There are many products that you can use to care for your skin. You could even have a 20-step routine. Are they all necessary? Most likely not. Although it may seem simple to apply a daily moisturizer to your skin, in order to properly care and treat any lingering irritations, dehydration, or texture problems, you need to be familiar with the main types of moisturizing ingredients: humectants and occlusives. We have enlisted a few experts in skin care to help you understand these terms.
Although these ingredients have similar effects on your skin, their functions are not the same. First, Dr. Zeichner MD, FAAD is a New York-based dermatologist who says that humectants act as a sponge. “They bind with water to pull it in the outer skin layer.” He explained that emollients are used to soften the skin’s surface and prevent water loss. He adds that occlusives are substances that create a protective layer over the outer skin layer to prevent loss of moisture.
Winter is coming and with the increase in dry and dehydrated skin, now is the time to review when products that contain humectants and occlusives should be used. Here’s the scoop on each.
Humectants
Dr. Michelle Henry MD, a New York-based board-certified dermatologist, says that humectants “absorb water and keep it locked in the skin.” This helps to maintain skin’s moisture. The most popular options for dry to normal skin are hyaluronic, glycerin and lactic acids.
However, Dr. Macrene Alexiades MD PhD is a triple board-certified dermatologist from New York. She clarifies that all products that claim to moisturize will contain some form of humectant.
A humectant is a product that can help your skin determine if it’s dehydrated. Dr. Alexiades suggests pinching your skin to determine if your skin is dehydrated. If your skin does not retract, it could be a sign that your skin has lost its hydration. This type of ingredient is best for skin that has a little bit of water but not enough to cause severe dehydration, such as painful cracking. You can also use this ingredient daily to maintain your skin’s moisture and prevent dryness.
Sofie Pavitt, a NYC-based esthetician, says that if you use a serum with high-quality humectants (which is undoubtedly the most common delivery method), you will need to sandwich it between your skin and an emollient. This is how it works: You won’t just apply a hyaluronic acids serum to your skin and call it good. To prevent further water loss, you will need to apply a moisturizer.
Emollients
Here’s more information about emollients. These are similar to humectants but have some key differences. This category of ingredients is all about adding moisture and preventing water loss. They work best when used in combination with a humectant that locks in water. Pavitt describes them as “like a blanket that holds all your products in their place.”

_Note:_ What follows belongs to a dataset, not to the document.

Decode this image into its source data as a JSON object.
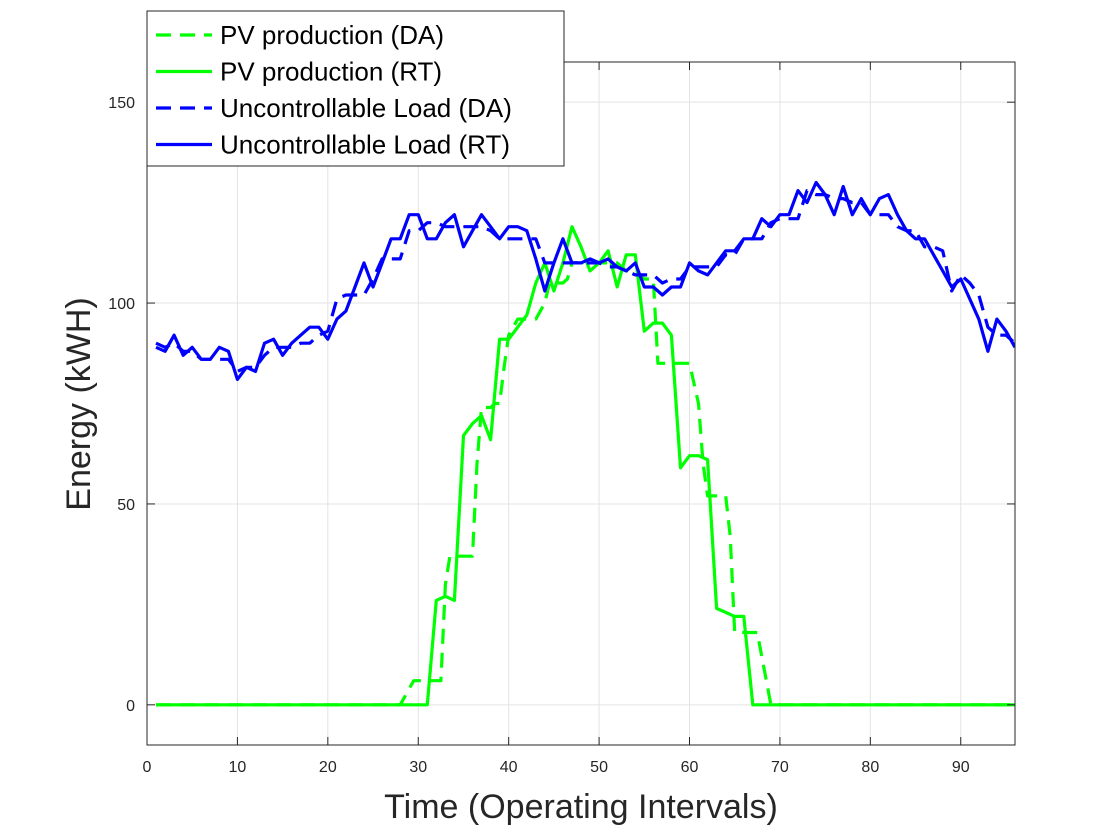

Emollients can soften skin because they work to repair skin’s barriers. Dr. Zeichner says that emollients are great for dry and flaky skin. These ingredients can be used on all skin types. These are your creams and moisturizers.
Dr. Henry says that ceramides are the most popular emollients. Ceramides, which are lipids or fats that form part of the skin’s barrier, can be summarized as follows: There are many benefits to ceramides, including keeping your skin moisturized, soft, and smooth. Argan oil, which promotes smooth skin, and vitamin E (which is a godsend to reduce wrinkles), are two other popular emollients.
Another popular emollient is lanolin. Dr. Zeichner states that lanolin is an oily compound, which is made from sheep’s wool, and can be used as a moisturizer, or balm. He explains that lanolin is responsible for protecting sheep’s skin from water and can be applied to human skin to soften or protect.
No matter what product you choose, the ever-popular Emollients are a must-have this winter. They will keep your skin soft and free from irritation.
Occlusives
Occlusives are more effective than the other two types. They prevent water loss and can be used to treat extreme dryness and dehydration. Dr. Alexiades explained that occlusives are the most heavy and moisturizing. They work by creating a protective layer on the skin’s surface, much like a shrink wrap.
A petroleum jelly is not a good choice for under makeup. They can also clog pores, so people with oily skin should avoid using them.
Dr. Alexiades says that occlusives can be very helpful for those with compromised skin barriers, such as eczema and psoriasis. She says that anyone with a compromised skin barrier needs occlusives to help them get it back in place. If a humectant and emollients aren’t enough for you, an occlusive could be beneficial. It provides a stronger physical barrier to protect the outer layer of your skin from water loss. Pavitt says that occlusives are useful in cold weather as they prevent environmental factors (such as pollen and cold air) from drying your skin.
Winter is coming and with it, dropping temperatures, low humidity, and steam heat — all of which can dry your skin — understanding how to navigate the different types of moisturizing or hydrating ingredients could be key to keeping your skin healthy, happy, and free from irritation.